Жильбер де Лафайетт был ростом чуть ниже Вашингтона. Он носил светло-голубой мундир с золотой окантовкой и пуговицами. Его головной убор представлял собой не треуголку, а шляпу-лодку, похожую спереди на рыбу-парусник. На Лафайетте были сапоги со шпорами, черный цвет которых являл полную противоположность белым штанам. Коричневый конь маркиза подозрительно озирался и фыркал в то время, когда его хозяин читал бумаги Сэйлора. Лафайетт имел вытянутое лицо с острым, но не до крайности, подбородком, и впалыми щеками. Седые волосы выбивались из-под шляпы. Костлявые кисти сжимали поводья. Типичный сухощавый француз.
Наконец, Жильбер поднял глаза. Он увидел внизу солдат, сложивших оружие, наведенный на него ствол ружья де Брильяра, своих растерявшихся кавалеристов и Сэйлора, смотревшего на него в упор. Лафайетт заговорил:
– Зачем вы устроили этот цирк? Ведь у вас двоих есть рекомендации мне от самого Вашингтона! Почему вы не предъявили документы солдатам?
– Они требовали, чтобы мы сошли с лошадей, – говоря это, Сэйлор сделал знак де Брильяру, чтобы тот опустил ружье, – а такое требование должен выдвигать только офицер! А сейчас Робер взял вас на прицел, чтобы эти оголтелые вояки снова не наделали глупостей.
– Начальник этой линии обороны со мной. Вы уж извините их, за доставленные неудобства. Хотя и вы перемудрили!
– Монсеньер маркиз торопится?
– Вообще-то, да. Но для вас найду уж минутку!

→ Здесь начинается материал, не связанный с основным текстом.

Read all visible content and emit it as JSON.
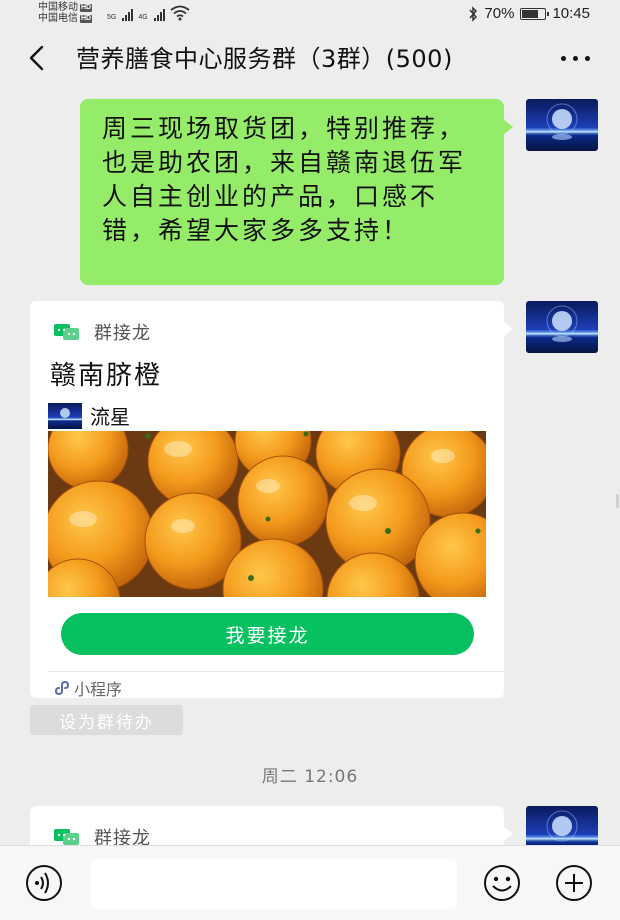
{
  "status_bar": {
    "carrier_1": "中国移动",
    "carrier_2": "中国电信",
    "hd_badge": "HD",
    "net_1": "5G",
    "net_2": "4G",
    "battery_percent": "70%",
    "battery_level": 0.7,
    "time": "10:45"
  },
  "header": {
    "title": "营养膳食中心服务群（3群）(500)",
    "back_icon": "chevron-left-icon",
    "more_icon": "more-dots-icon"
  },
  "messages": {
    "text_message": "周三现场取货团，特别推荐，也是助农团，来自赣南退伍军人自主创业的产品，口感不错，希望大家多多支持！",
    "card": {
      "source": "群接龙",
      "title": "赣南脐橙",
      "creator_name": "流星",
      "button_label": "我要接龙",
      "mini_program_label": "小程序"
    },
    "todo_label": "设为群待办",
    "timestamp": "周二 12:06",
    "card_2": {
      "source": "群接龙"
    }
  },
  "input_bar": {
    "placeholder": "",
    "voice_icon": "voice-icon",
    "emoji_icon": "emoji-icon",
    "plus_icon": "plus-icon"
  },
  "colors": {
    "bubble_green": "#95ec69",
    "button_green": "#07c160",
    "background": "#ededed"
  }
}
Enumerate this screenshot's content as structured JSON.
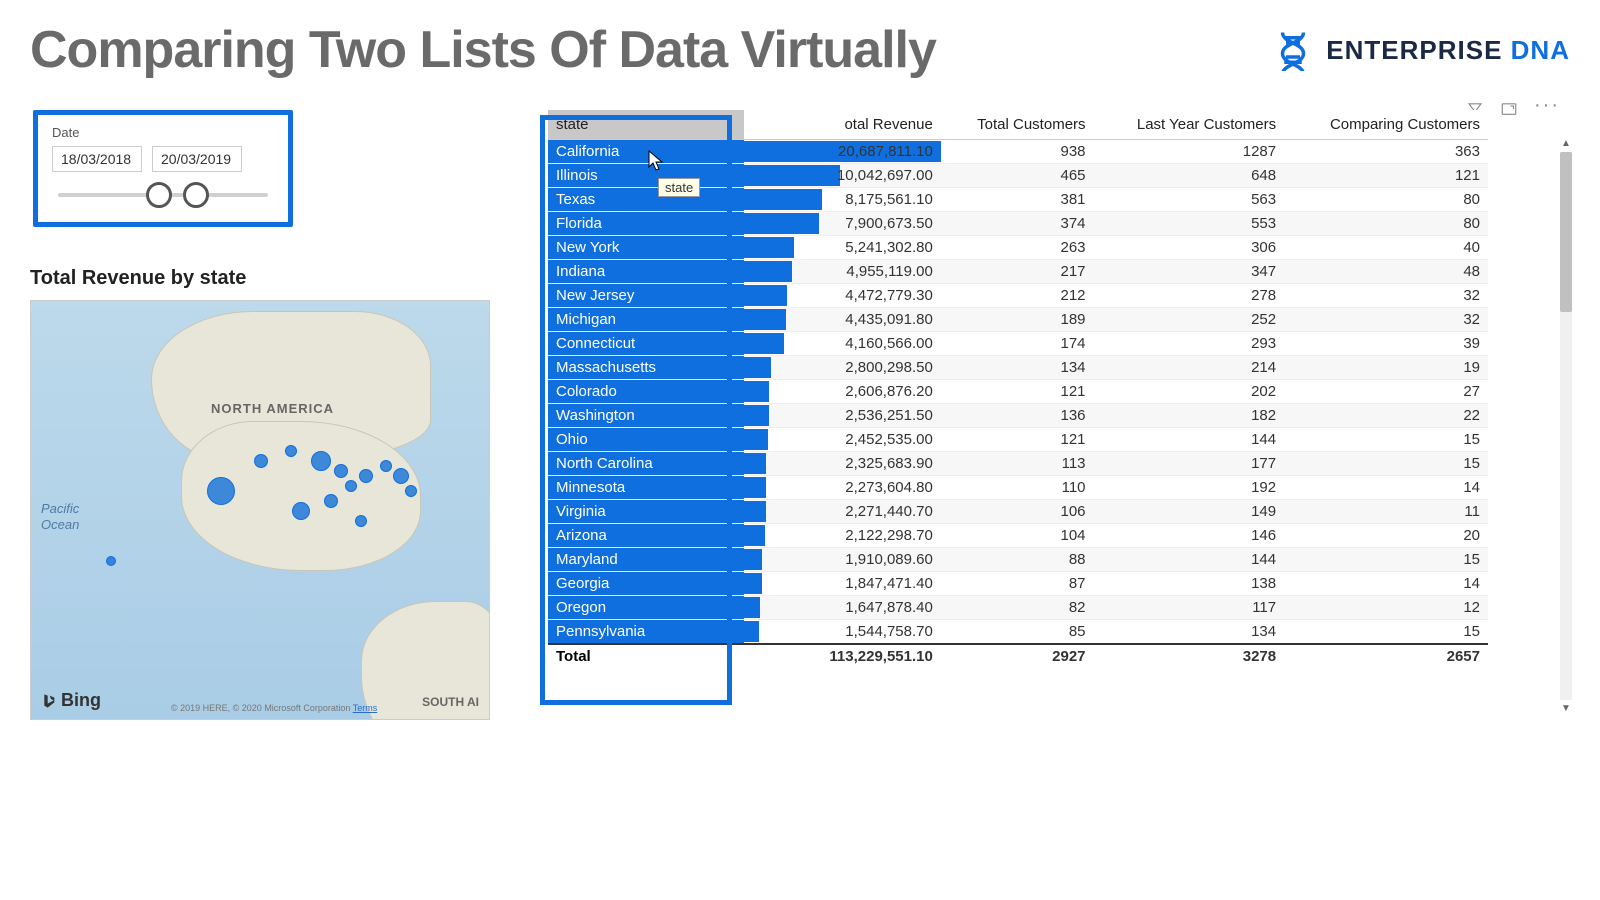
{
  "title": "Comparing Two Lists Of Data Virtually",
  "brand": {
    "name1": "ENTERPRISE ",
    "name2": "DNA"
  },
  "date_slicer": {
    "label": "Date",
    "from": "18/03/2018",
    "to": "20/03/2019"
  },
  "map": {
    "title": "Total Revenue by state",
    "na_label": "NORTH AMERICA",
    "sa_label": "SOUTH AI",
    "ocean_label": "Pacific\nOcean",
    "provider": "Bing",
    "attribution": "© 2019 HERE, © 2020 Microsoft Corporation",
    "terms": "Terms"
  },
  "toolbar": {
    "filter": "filter",
    "focus": "focus-mode",
    "more": "more"
  },
  "tooltip": "state",
  "table": {
    "headers": [
      "state",
      "otal Revenue",
      "Total Customers",
      "Last Year Customers",
      "Comparing Customers"
    ],
    "rows": [
      {
        "state": "California",
        "rev": "20,687,811.10",
        "revn": 20687811.1,
        "tc": "938",
        "ly": "1287",
        "cc": "363"
      },
      {
        "state": "Illinois",
        "rev": "10,042,697.00",
        "revn": 10042697.0,
        "tc": "465",
        "ly": "648",
        "cc": "121"
      },
      {
        "state": "Texas",
        "rev": "8,175,561.10",
        "revn": 8175561.1,
        "tc": "381",
        "ly": "563",
        "cc": "80"
      },
      {
        "state": "Florida",
        "rev": "7,900,673.50",
        "revn": 7900673.5,
        "tc": "374",
        "ly": "553",
        "cc": "80"
      },
      {
        "state": "New York",
        "rev": "5,241,302.80",
        "revn": 5241302.8,
        "tc": "263",
        "ly": "306",
        "cc": "40"
      },
      {
        "state": "Indiana",
        "rev": "4,955,119.00",
        "revn": 4955119.0,
        "tc": "217",
        "ly": "347",
        "cc": "48"
      },
      {
        "state": "New Jersey",
        "rev": "4,472,779.30",
        "revn": 4472779.3,
        "tc": "212",
        "ly": "278",
        "cc": "32"
      },
      {
        "state": "Michigan",
        "rev": "4,435,091.80",
        "revn": 4435091.8,
        "tc": "189",
        "ly": "252",
        "cc": "32"
      },
      {
        "state": "Connecticut",
        "rev": "4,160,566.00",
        "revn": 4160566.0,
        "tc": "174",
        "ly": "293",
        "cc": "39"
      },
      {
        "state": "Massachusetts",
        "rev": "2,800,298.50",
        "revn": 2800298.5,
        "tc": "134",
        "ly": "214",
        "cc": "19"
      },
      {
        "state": "Colorado",
        "rev": "2,606,876.20",
        "revn": 2606876.2,
        "tc": "121",
        "ly": "202",
        "cc": "27"
      },
      {
        "state": "Washington",
        "rev": "2,536,251.50",
        "revn": 2536251.5,
        "tc": "136",
        "ly": "182",
        "cc": "22"
      },
      {
        "state": "Ohio",
        "rev": "2,452,535.00",
        "revn": 2452535.0,
        "tc": "121",
        "ly": "144",
        "cc": "15"
      },
      {
        "state": "North Carolina",
        "rev": "2,325,683.90",
        "revn": 2325683.9,
        "tc": "113",
        "ly": "177",
        "cc": "15"
      },
      {
        "state": "Minnesota",
        "rev": "2,273,604.80",
        "revn": 2273604.8,
        "tc": "110",
        "ly": "192",
        "cc": "14"
      },
      {
        "state": "Virginia",
        "rev": "2,271,440.70",
        "revn": 2271440.7,
        "tc": "106",
        "ly": "149",
        "cc": "11"
      },
      {
        "state": "Arizona",
        "rev": "2,122,298.70",
        "revn": 2122298.7,
        "tc": "104",
        "ly": "146",
        "cc": "20"
      },
      {
        "state": "Maryland",
        "rev": "1,910,089.60",
        "revn": 1910089.6,
        "tc": "88",
        "ly": "144",
        "cc": "15"
      },
      {
        "state": "Georgia",
        "rev": "1,847,471.40",
        "revn": 1847471.4,
        "tc": "87",
        "ly": "138",
        "cc": "14"
      },
      {
        "state": "Oregon",
        "rev": "1,647,878.40",
        "revn": 1647878.4,
        "tc": "82",
        "ly": "117",
        "cc": "12"
      },
      {
        "state": "Pennsylvania",
        "rev": "1,544,758.70",
        "revn": 1544758.7,
        "tc": "85",
        "ly": "134",
        "cc": "15"
      }
    ],
    "total": {
      "label": "Total",
      "rev": "113,229,551.10",
      "tc": "2927",
      "ly": "3278",
      "cc": "2657"
    }
  },
  "chart_data": {
    "type": "table",
    "title": "Total Revenue by state",
    "columns": [
      "state",
      "Total Revenue",
      "Total Customers",
      "Last Year Customers",
      "Comparing Customers"
    ],
    "categories": [
      "California",
      "Illinois",
      "Texas",
      "Florida",
      "New York",
      "Indiana",
      "New Jersey",
      "Michigan",
      "Connecticut",
      "Massachusetts",
      "Colorado",
      "Washington",
      "Ohio",
      "North Carolina",
      "Minnesota",
      "Virginia",
      "Arizona",
      "Maryland",
      "Georgia",
      "Oregon",
      "Pennsylvania"
    ],
    "series": [
      {
        "name": "Total Revenue",
        "values": [
          20687811.1,
          10042697.0,
          8175561.1,
          7900673.5,
          5241302.8,
          4955119.0,
          4472779.3,
          4435091.8,
          4160566.0,
          2800298.5,
          2606876.2,
          2536251.5,
          2452535.0,
          2325683.9,
          2273604.8,
          2271440.7,
          2122298.7,
          1910089.6,
          1847471.4,
          1647878.4,
          1544758.7
        ]
      },
      {
        "name": "Total Customers",
        "values": [
          938,
          465,
          381,
          374,
          263,
          217,
          212,
          189,
          174,
          134,
          121,
          136,
          121,
          113,
          110,
          106,
          104,
          88,
          87,
          82,
          85
        ]
      },
      {
        "name": "Last Year Customers",
        "values": [
          1287,
          648,
          563,
          553,
          306,
          347,
          278,
          252,
          293,
          214,
          202,
          182,
          144,
          177,
          192,
          149,
          146,
          144,
          138,
          117,
          134
        ]
      },
      {
        "name": "Comparing Customers",
        "values": [
          363,
          121,
          80,
          80,
          40,
          48,
          32,
          32,
          39,
          19,
          27,
          22,
          15,
          15,
          14,
          11,
          20,
          15,
          14,
          12,
          15
        ]
      }
    ],
    "totals": {
      "Total Revenue": 113229551.1,
      "Total Customers": 2927,
      "Last Year Customers": 3278,
      "Comparing Customers": 2657
    }
  }
}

– Куда направляется монсеньер?
– В Монмут.
– Стало быть, нам придется вас немного проводить, – Сэйлор перешел на французский, – И не забывайте, что у меня есть спутник по имени Робер де Брильяр. Но, похоже, он слишком стеснен вашим присутствием. Ну так что: в путь?
– Если вы так желаете – мы повинуемся!
– Чтобы монсеньер маркиз нам повиновался? Мне кажется, мы еще не доросли до этого!
– Да ладно вам! Хорошо, выдвигаемся! Господа, вперед! Поезжайте рядом со мной, Джордж, а вы, Робер, с другой стороны.
– Для меня это слишком большая честь, ехать рядом с великим маркизом де Лафайетт!
– Это приказ! – слова Лафайетта поддержал, взглядом, Сэйлор. Они поехали: Джордж – справа, а де Брильяр – слева от маркиза. Сзади шел отряд из восемнадцати кавалеристов и сорока пеших солдат Континентальной армии.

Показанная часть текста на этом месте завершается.